Par Bernadette Cabouret
p. 9-12
Texte intégral
1L’œuvre de Catherine Wolff est riche et diversifiée : ses premiers travaux ont porté sur les brigands dans l’Orient romain et c’est par cette histoire largement « hors normes » que, forte de son excellente connaissance des sources littéraires, en particulier des romans grecs et latins, elle s’est fait connaître dans le monde scientifique : sa thèse sur Les Brigands dans l’Orient romain a connu une belle diffusion grâce à sa publication dans la prestigieuse collection de l’École française de Rome. Divers articles ont creusé certains aspects précis de ce champ d’investigation en des analyses qui soulignent toute l’acribie de la démarche de Catherine. Ce thème de recherche est original et se place à la croisée des compétences et des intérêts heuristiques de Catherine Wolff : l’existence et l’activité des brigands relèvent d’un phénomène historique qu’elle étudie en historienne, mais les sources qui les documentent sont essentiellement littéraires – on a déjà cité les romans – et trouvent alors une lectrice exigeante et avertie.

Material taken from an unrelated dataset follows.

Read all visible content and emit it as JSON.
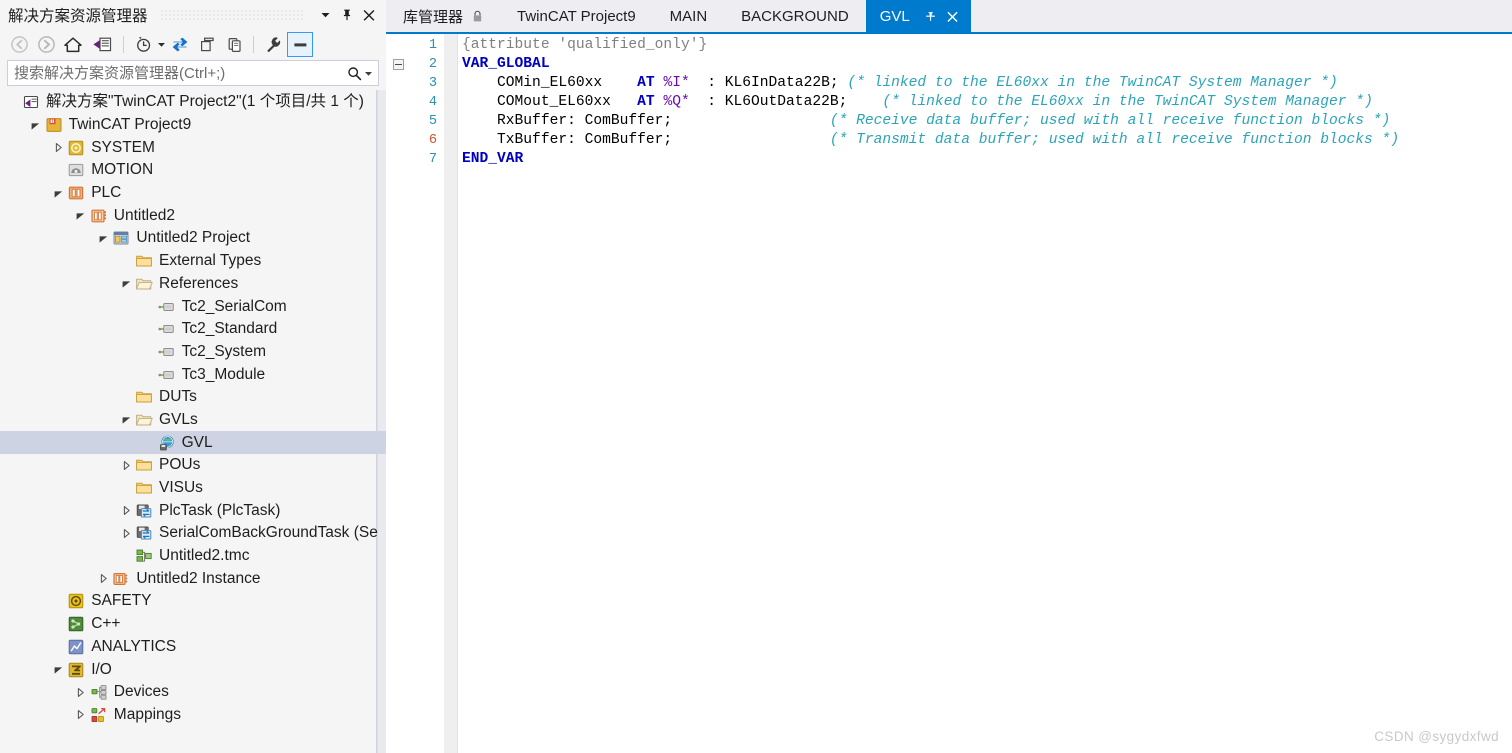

2Un autre axe de ses recherches pose des questions sociales fondamentales qui sont celles de l’éducation, de la transmission des savoir-faire, de l’apprentissage : toujours grâce à sa vaste culture littéraire, à sa rigueur et à son exhaustivité documentaire, Catherine Wolff sait mener des enquêtes précises et extrêmement bien informées. Ses références sont en effet systématiques : elles renvoient à tous les types de sources disponibles sur un sujet, littéraires mais aussi épigraphiques, voire numismatiques. La complémentarité des sources est magistralement exploitée, de même que la bibliographie qui permet de tapisser immédiatement un sujet de son arrière-plan documentaire. Catherine Wolff sait ne pas se contenter du choix plus ou moins arbitraire de quelques exemples pour illustrer un argument, servir une idée : elle engage une enquête approfondie et cite l’essentiel des documents qui étayent l’affirmation proposée, rendent compte du fait présenté. Cette mise de fonds sur les sources, en particulier littéraires, s’accompagne de solides précautions critiques et certains auteurs ou textes sont passés au crible pour mieux assurer la validité de leur témoignage ou au contraire l’infirmer. L’Histoire Auguste est l’exemple même de cette approche nuancée et prudente de la littérature antique et de l’art d’en déceler les pièges.
3Catherine Wolff sait mener l’enquête de manière très méthodique ; précautionneuse, mais loin d’être frileuse ou timide dans ses avancées, elle la conduit de manière systématique et déterminée. On ne trouve pas dans ses lignes de grands effets, de formules un peu pompeuses, de concepts trop systématiquement invoqués, mais une démonstration claire qui ne se départit jamais du sens du concret et tout simplement du bon sens. Il faut y ajouter une bonne maîtrise de l’allemand qui lui permet d’élargir le champ de l’historiographie grâce à toute l’érudition germanique. Ses enquêtes méthodiques passent en particulier par l’étude attentive du vocabulaire (voir, dans ce recueil d’hommages, les articles sur les brigands et sur les voleurs d’enfants traitant du terme hostes). La réflexion sur la terminologie est en effet fondamentale : elle éclaire les enjeux et permet de mesurer les différences de conception, d’appréhension des phénomènes entre hier et aujourd’hui. Le danger du moderno-centrisme guette toujours. Revenir au sens des mots et à leur polysémie permet de décentrer le regard. D’autre part, les citations des auteurs de référence sont étayées par des analyses et commentaires appropriés et, pour des textes aussi difficiles que ceux de Jean Chrysostome, Catherine Wolff fait l’effort de proposer une traduction quand la facilité conduit le plus souvent à se contenter de la référence en note !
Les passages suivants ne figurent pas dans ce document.